Nev-i Şahsına Münhasır Bir Sanatçı Şevki Dağ...
NEV-İ ŞAHSINA MÜNHASIR BİR SANATÇI ŞEVKET DAĞ
Cumhurbaşkanlığı Sanat Koleksiyonu, I, İstanbul, 2014, s. 226-229.
İlköğrenimini Hacı Ferhat Okulu'nda yaptıktan sonra, Darü'l-muallimîn'de [İstanbul Öğretmen Okulu] ortaöğretim görür. Dönemin geçerli kurallarına göre lise eğitimi görmeksizin girdiği Sanayi-i Nefise Mektebi'nden [Güzel Sanatlar Akademisi] 1897'de mezun olur. Bir süre Evkaf İdaresi'nde memur olarak çalıştıktan sonra, önce Mahmudiye Rüştiyesi'nde, daha sonra sırasıyla Galata, Nişantaşı, Aksaray, Feriköy, Koca Reşit Paşa ve Kadıköy Numune Okulları; Vefa, Nişantaşı ve Galatasaray liseleri ile Darü'l-muallimîn'de resim öğretmenliği yapar. 1909 tarihinde Mehmed Ruhi Bey'in Şehzadebaşı'ndaki evini toplantı mekânı olarak seçen dönemin sanatçıları ile birlikte kurulan Osmanlı Ressamlar Cemiyeti'nin kurucu üyesi olarak ilk genel sekreterliğini üstlenir ve uzun yıllar yönetim kurulu üyeliğinde bulunur. Osmanlı Ressamlar Cemiyeti'nin 1921'de Türk Ressamlar Cemiyeti, 1926'da Türk Sanayi-i Nefise Birliği ve 1929'da Güzel Sanatlar Birliği isimleri alması sıralarında da cemiyet çalışmalarını sürdürür. Osmanlı Ressamlar Cemiyeti'nin 1916 tarihinden itibaren gerçekleştirdiği Galatasaray Sergileri'ne düzenli olarak katılır. 1918'de Viyana'da açılan resim sergisinde Ayasofya Narteksi ve Rüstem Paşa Camii isimli iç mekân konulu iki eseri sergilenir.

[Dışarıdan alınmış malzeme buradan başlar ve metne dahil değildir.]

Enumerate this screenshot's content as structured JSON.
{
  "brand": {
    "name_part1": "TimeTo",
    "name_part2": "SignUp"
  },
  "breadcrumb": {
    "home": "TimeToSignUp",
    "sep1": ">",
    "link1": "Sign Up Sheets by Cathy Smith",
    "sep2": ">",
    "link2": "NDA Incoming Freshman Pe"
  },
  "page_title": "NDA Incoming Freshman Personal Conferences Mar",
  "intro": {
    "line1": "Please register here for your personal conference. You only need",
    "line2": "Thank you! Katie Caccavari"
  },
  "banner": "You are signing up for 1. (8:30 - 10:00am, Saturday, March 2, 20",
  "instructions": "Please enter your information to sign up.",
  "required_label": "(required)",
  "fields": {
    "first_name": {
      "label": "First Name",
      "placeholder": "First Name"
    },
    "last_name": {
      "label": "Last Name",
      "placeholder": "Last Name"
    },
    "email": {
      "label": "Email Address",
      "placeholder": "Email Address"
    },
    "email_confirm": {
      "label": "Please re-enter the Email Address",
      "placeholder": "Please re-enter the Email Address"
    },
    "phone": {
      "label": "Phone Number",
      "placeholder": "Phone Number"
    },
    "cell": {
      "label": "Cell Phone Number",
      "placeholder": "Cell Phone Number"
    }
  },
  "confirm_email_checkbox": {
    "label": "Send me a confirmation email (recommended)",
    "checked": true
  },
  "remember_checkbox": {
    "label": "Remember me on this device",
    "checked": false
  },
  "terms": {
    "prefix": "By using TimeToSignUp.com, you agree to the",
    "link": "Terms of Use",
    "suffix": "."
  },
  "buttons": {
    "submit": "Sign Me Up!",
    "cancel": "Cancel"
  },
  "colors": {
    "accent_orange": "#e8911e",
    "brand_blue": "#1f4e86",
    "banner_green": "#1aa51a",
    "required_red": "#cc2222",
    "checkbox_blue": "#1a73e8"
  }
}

Şevket Dağ, Türk resminde iç mekân (enteriör) türünü resimlerinde kapsamlı olarak işleyen ilk sanatçılardandır. Bir dönem resimdeki modernleşme hareketlerine karşı dursa da tekniği ile klasik geleneğe bağlı kalarak izlenimci-empresyonist harekete doğru değişim göstermiştir. 1914 Kuşağı denilen İbrahim Çallı, Feyhaman Duran, Hikmet Onat ve Sami Yetik gibi sanatçılar arasında yer alır. Türk izlenimcileri olarak da bilinen bu sanatçılar, resmin salt kopya etmekten ziyade, ona kişisel bir yorum ve mana katmak olduğunu vurgulayarak o güne kadar Türk resminde kabul gören, resim doğanın bir yansımasıdır görüşünü değiştirmişlerdir.
Şehzadebaşı'nda bir muhallebici dükkânında resim sergisi açması, ramazan aylarında halka resim sergilemesi, yoğun olarak ve ısrarla İstanbul'daki cami iç mekânlarını çalışması -bu nedenle cami ressamı olarak da bilinir- resim yapmanın genel olarak pek de hoş karşılanmadığı bir zamanda, Şevket Dağ'ın sanat sevgisini ve kendine duyduğu sarsılmaz güveni yansıtır. Tek bir konuyu üst üste usanmadan çalışması, iç mekân konusundaki titiz gözlemciliği, resimlerindeki yetkin çizgi arayışının bir göstergesidir. İstanbul'un bütün tarihsel anıtlarını inceleyen Şevket Dağ, uzun yıllar boyunca Ayasofya konusunu resimlerinde işlemiştir. Bu nedenle çok sayıda resminin belgesel özelliklerinin de unutulmaması gerekir. Cami içlerinin, pencerelerden gelen ışığın etkisiyle güçlenen mistik atmosferini, izlenimci anlayışa özgü bir duyarlılıkla resimlerinde belirgin olarak yansıtmıştır.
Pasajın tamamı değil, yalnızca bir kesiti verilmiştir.